Embora a legislação brasileira reconheça os animais como passíveis de proteção e preveja penas de prisão em casos de crueldade, o arcabouço jurídico ainda trata o sofrimento animal de forma fragmentada. Na prática, a apuração costuma se concentrar apenas no dano físico, deixando de lado elementos como terror, angústia prolongada e privação deliberada de condições mínimas de vida, fatores centrais em episódios como o de Orelha.

É justamente esse ponto que a nova lei aprovada no Paraguai procura enfrentar. Ao reconhecer legalmente os animais como seres sencientes, a legislação amplia o conceito de maus-tratos e transforma o animal em sujeito de direito. Isso permite que a Justiça avalie não apenas o resultado final da violência, mas todo o contexto de sofrimento imposto, criando bases mais sólidas para punições severas e preventivas.
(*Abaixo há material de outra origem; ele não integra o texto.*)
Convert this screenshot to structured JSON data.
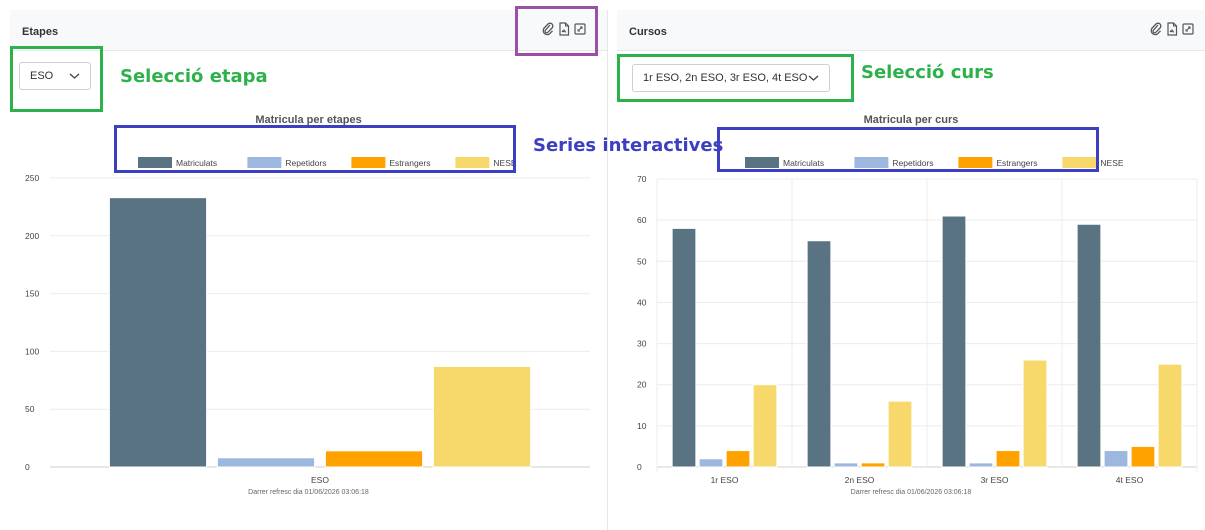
{
  "left": {
    "title": "Etapes",
    "select_value": "ESO",
    "chart_title": "Matricula per etapes",
    "footer": "Darrer refresc dia 01/06/2026 03:06:18"
  },
  "right": {
    "title": "Cursos",
    "select_value": "1r ESO, 2n ESO, 3r ESO, 4t ESO",
    "chart_title": "Matricula per curs",
    "footer": "Darrer refresc dia 01/06/2026 03:06:18"
  },
  "annotations": {
    "etapa": "Selecció etapa",
    "curs": "Selecció curs",
    "series": "Series interactives"
  },
  "icons": [
    "paperclip-icon",
    "pdf-icon",
    "expand-icon"
  ],
  "colors": {
    "Matriculats": "#5a7382",
    "Repetidors": "#9db7de",
    "Estrangers": "#ffa200",
    "NESE": "#f7d96b",
    "annot_green": "#2db24b",
    "annot_blue": "#3b3fc0",
    "annot_purple": "#9b4fa8"
  },
  "chart_data": [
    {
      "type": "bar",
      "title": "Matricula per etapes",
      "categories": [
        "ESO"
      ],
      "series": [
        {
          "name": "Matriculats",
          "values": [
            233
          ]
        },
        {
          "name": "Repetidors",
          "values": [
            8
          ]
        },
        {
          "name": "Estrangers",
          "values": [
            14
          ]
        },
        {
          "name": "NESE",
          "values": [
            87
          ]
        }
      ],
      "ylim": [
        0,
        250
      ],
      "yticks": [
        0,
        50,
        100,
        150,
        200,
        250
      ],
      "legend": "top",
      "grid": true
    },
    {
      "type": "bar",
      "title": "Matricula per curs",
      "categories": [
        "1r ESO",
        "2n ESO",
        "3r ESO",
        "4t ESO"
      ],
      "series": [
        {
          "name": "Matriculats",
          "values": [
            58,
            55,
            61,
            59
          ]
        },
        {
          "name": "Repetidors",
          "values": [
            2,
            1,
            1,
            4
          ]
        },
        {
          "name": "Estrangers",
          "values": [
            4,
            1,
            4,
            5
          ]
        },
        {
          "name": "NESE",
          "values": [
            20,
            16,
            26,
            25
          ]
        }
      ],
      "ylim": [
        0,
        70
      ],
      "yticks": [
        0,
        10,
        20,
        30,
        40,
        50,
        60,
        70
      ],
      "legend": "top",
      "grid": true
    }
  ]
}
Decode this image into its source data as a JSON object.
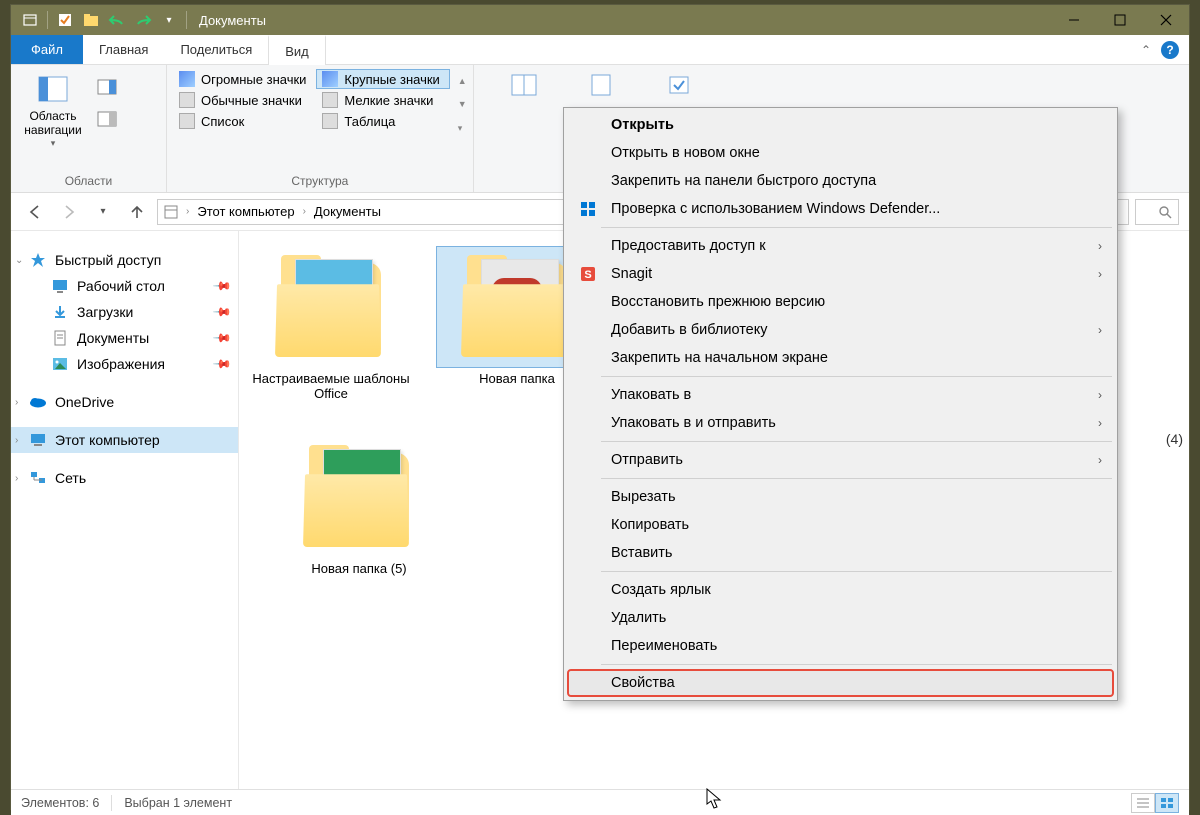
{
  "window": {
    "title": "Документы"
  },
  "ribbon": {
    "tabs": {
      "file": "Файл",
      "home": "Главная",
      "share": "Поделиться",
      "view": "Вид"
    },
    "panes_group": {
      "nav_pane": "Область навигации",
      "label": "Области"
    },
    "layout_group": {
      "label": "Структура",
      "items": {
        "extra_large": "Огромные значки",
        "large": "Крупные значки",
        "medium": "Обычные значки",
        "small": "Мелкие значки",
        "list": "Список",
        "tiles": "Таблица"
      }
    }
  },
  "breadcrumb": {
    "root": "Этот компьютер",
    "current": "Документы"
  },
  "sidebar": {
    "quick_access": "Быстрый доступ",
    "desktop": "Рабочий стол",
    "downloads": "Загрузки",
    "documents": "Документы",
    "pictures": "Изображения",
    "onedrive": "OneDrive",
    "this_pc": "Этот компьютер",
    "network": "Сеть"
  },
  "files": {
    "item1": "Настраиваемые шаблоны Office",
    "item2": "Новая папка",
    "item3": "Новая папка (5)",
    "hidden_right": "(4)"
  },
  "context_menu": {
    "open": "Открыть",
    "open_new_window": "Открыть в новом окне",
    "pin_quick_access": "Закрепить на панели быстрого доступа",
    "defender": "Проверка с использованием Windows Defender...",
    "share_access": "Предоставить доступ к",
    "snagit": "Snagit",
    "restore_previous": "Восстановить прежнюю версию",
    "add_library": "Добавить в библиотеку",
    "pin_start": "Закрепить на начальном экране",
    "pack": "Упаковать в",
    "pack_send": "Упаковать в и отправить",
    "send_to": "Отправить",
    "cut": "Вырезать",
    "copy": "Копировать",
    "paste": "Вставить",
    "create_shortcut": "Создать ярлык",
    "delete": "Удалить",
    "rename": "Переименовать",
    "properties": "Свойства"
  },
  "statusbar": {
    "count": "Элементов: 6",
    "selected": "Выбран 1 элемент"
  }
}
Se um marco legal semelhante estivesse em vigor no Brasil, especialistas avaliam que casos como o de Orelha poderiam ser tratados de forma mais rigorosa desde os primeiros sinais de abuso. A possibilidade de intervenção administrativa imediata, aliada a um enquadramento penal mais robusto em situações de crueldade extrema, poderia não apenas punir os responsáveis, mas interromper ciclos de violência antes que terminem em morte.